A utilização do bagaço da cana-de-açúcar na geração de energia elétrica pode ser uma alternativa estratégica para combater o risco de racionamento no país durante a estiagem prolongada. Isso porque, esse tipo de eletricidade é gerado justamente durante a época de seca, entre abril e novembro, quando ocorre a moagem da cana para produção de açúcar e etanol no Sudeste, e no mesmo período em que o nível dos reservatórios fica mais baixo.
Na região de Ribeirão Preto (SP), apenas duas usinas juntas produzem energia suficiente para abastecer uma cidade com 500 mil habitantes por 18 horas ininterruptas. O diretor de bioenergia Jairo Balbo contou que o projeto foi implantado há 25 anos, um dos primeiros no interior do estado, com a pretensão de abastecer apenas a própria unidade em caso de apagão.
“Nós tínhamos um pequeno gerador e queríamos ser autossuficientes, mas no primeiro ano produzimos o suficiente para suprir a usina e ainda sobrou. Então fechamos um acordo com a companhia de abastecimento e passamos a disponibilizar o excedente para a rede”, explica Balbo.
Atualmente, após um investimento de R$ 65 milhões na compra de uma caldeira e um sistema de geradores mais modernos, o grupo consegue produzir 45 megawatts (MW) de energia. Desse total, apenas 34% ficam nas usinas. O percentual restante é vendido para concessionárias e poderia ser ainda maior, caso houvesse incentivo financeiro governamental.
Energia de Itaipu – Segundo dados da União das Indústrias de Cana-de-Açúcar (Unica), as cerca de 440 usinas brasileiras produzem atualmente 1.350 MW a partir do resíduo da cana, o suficiente para poupar 5% dos reservatórios da região Sudeste/Centro-Oeste, os mais afetados pela falta de chuvas.
A quantidade poderia ser dez vezes maior, segundo o diretor da Unica, Sérgio Prado, caso existissem políticas públicas para incentivar a geração de energia a partir da biomassa.

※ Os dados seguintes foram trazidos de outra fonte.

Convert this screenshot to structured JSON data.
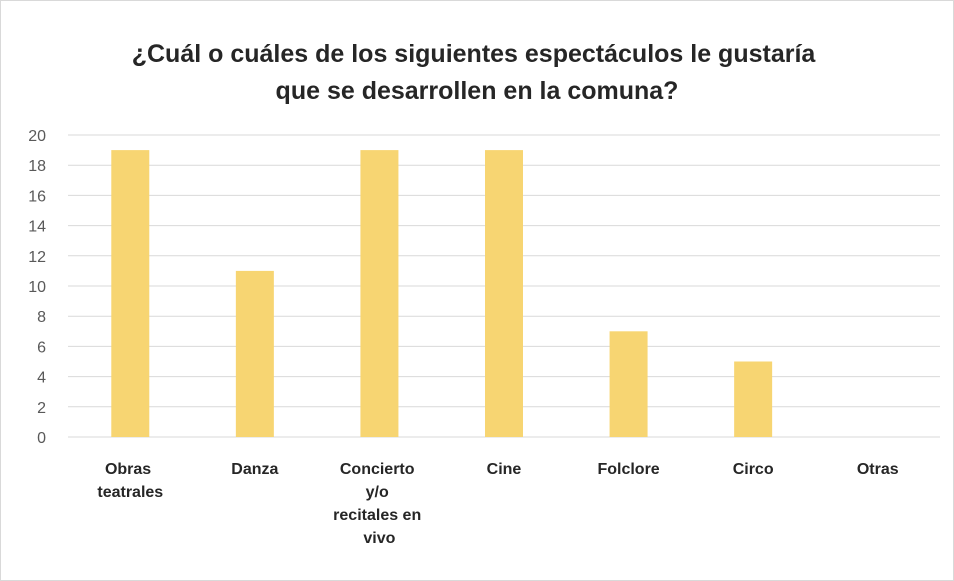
{
  "chart_data": {
    "type": "bar",
    "title": "¿Cuál o cuáles de los siguientes espectáculos le gustaría\nque se desarrollen en la comuna?",
    "categories": [
      "Obras\nteatrales",
      "Danza",
      "Concierto\ny/o\nrecitales en\nvivo",
      "Cine",
      "Folclore",
      "Circo",
      "Otras"
    ],
    "values": [
      19,
      11,
      19,
      19,
      7,
      5,
      0
    ],
    "color": "#f7d572",
    "ylim": [
      0,
      20
    ],
    "yticks": [
      0,
      2,
      4,
      6,
      8,
      10,
      12,
      14,
      16,
      18,
      20
    ],
    "grid": true
  }
}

Prado defende a criação de um plano que possa auxiliar os usineiros a expandir o modelo já aplicado.
“É uma prática ainda tímida em face do potencial que o setor sucroalcooleiro oferece. Todas as usinas juntas têm capacidade para gerar 15.300 MW, o equivalente a pouco mais de uma Itaipu”, afirma.
Mais barato – O engenheiro eletricista Arthur Padovani destaca ainda que os custos de investimentos são menores se comparados à geração de usinas hidrelétricas e nucleares. “No caso da energia eólica, sem dúvida custa mais barato, mas é difícil de ser colocada na rede. Também não basta ter só a termelétrica, precisa ter gás. E onde vamos arrumar gás por tanto tempo?”, questiona.

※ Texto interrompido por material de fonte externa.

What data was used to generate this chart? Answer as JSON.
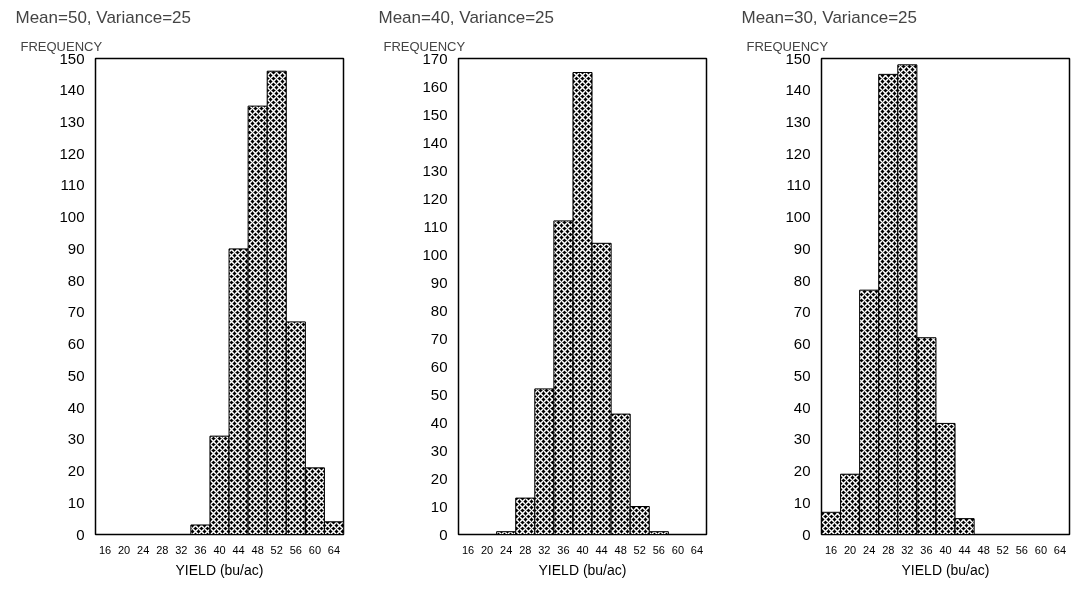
{
  "chart_data": [
    {
      "type": "histogram",
      "title": "Mean=50, Variance=25",
      "ylabel": "FREQUENCY",
      "xlabel": "YIELD (bu/ac)",
      "bins": [
        14,
        18,
        22,
        26,
        30,
        34,
        38,
        42,
        46,
        50,
        54,
        58,
        62,
        66
      ],
      "values": [
        0,
        0,
        0,
        0,
        0,
        3,
        31,
        90,
        135,
        146,
        67,
        21,
        4
      ],
      "color": "#000000",
      "xlim": [
        14,
        66
      ],
      "xticks": [
        16,
        20,
        24,
        28,
        32,
        36,
        40,
        44,
        48,
        52,
        56,
        60,
        64
      ],
      "ylim": [
        0,
        150
      ],
      "yticks": [
        0,
        10,
        20,
        30,
        40,
        50,
        60,
        70,
        80,
        90,
        100,
        110,
        120,
        130,
        140,
        150
      ]
    },
    {
      "type": "histogram",
      "title": "Mean=40, Variance=25",
      "ylabel": "FREQUENCY",
      "xlabel": "YIELD (bu/ac)",
      "bins": [
        14,
        18,
        22,
        26,
        30,
        34,
        38,
        42,
        46,
        50,
        54,
        58,
        62,
        66
      ],
      "values": [
        0,
        0,
        1,
        13,
        52,
        112,
        165,
        104,
        43,
        10,
        1,
        0,
        0
      ],
      "color": "#000000",
      "xlim": [
        14,
        66
      ],
      "xticks": [
        16,
        20,
        24,
        28,
        32,
        36,
        40,
        44,
        48,
        52,
        56,
        60,
        64
      ],
      "ylim": [
        0,
        170
      ],
      "yticks": [
        0,
        10,
        20,
        30,
        40,
        50,
        60,
        70,
        80,
        90,
        100,
        110,
        120,
        130,
        140,
        150,
        160,
        170
      ]
    },
    {
      "type": "histogram",
      "title": "Mean=30, Variance=25",
      "ylabel": "FREQUENCY",
      "xlabel": "YIELD (bu/ac)",
      "bins": [
        14,
        18,
        22,
        26,
        30,
        34,
        38,
        42,
        46,
        50,
        54,
        58,
        62,
        66
      ],
      "values": [
        7,
        19,
        77,
        145,
        148,
        62,
        35,
        5,
        0,
        0,
        0,
        0,
        0
      ],
      "color": "#000000",
      "xlim": [
        14,
        66
      ],
      "xticks": [
        16,
        20,
        24,
        28,
        32,
        36,
        40,
        44,
        48,
        52,
        56,
        60,
        64
      ],
      "ylim": [
        0,
        150
      ],
      "yticks": [
        0,
        10,
        20,
        30,
        40,
        50,
        60,
        70,
        80,
        90,
        100,
        110,
        120,
        130,
        140,
        150
      ]
    }
  ]
}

Padovani explica também que a energia gerada pela cana polui menos em comparação às termelétricas. O carvão mineral, a que o governo recorreu este ano para suprir o aumento da demanda energética nacional, coloca na atmosfera 800 quilos de CO2 por MW/h. No caso do bagaço, a emissão é praticamente zero.
“Biomassa é cogeração pura, ou seja, geração simultânea. Você tem que queimar o bagaço para produzir etanol e açúcar, então a energia elétrica é uma consequência.”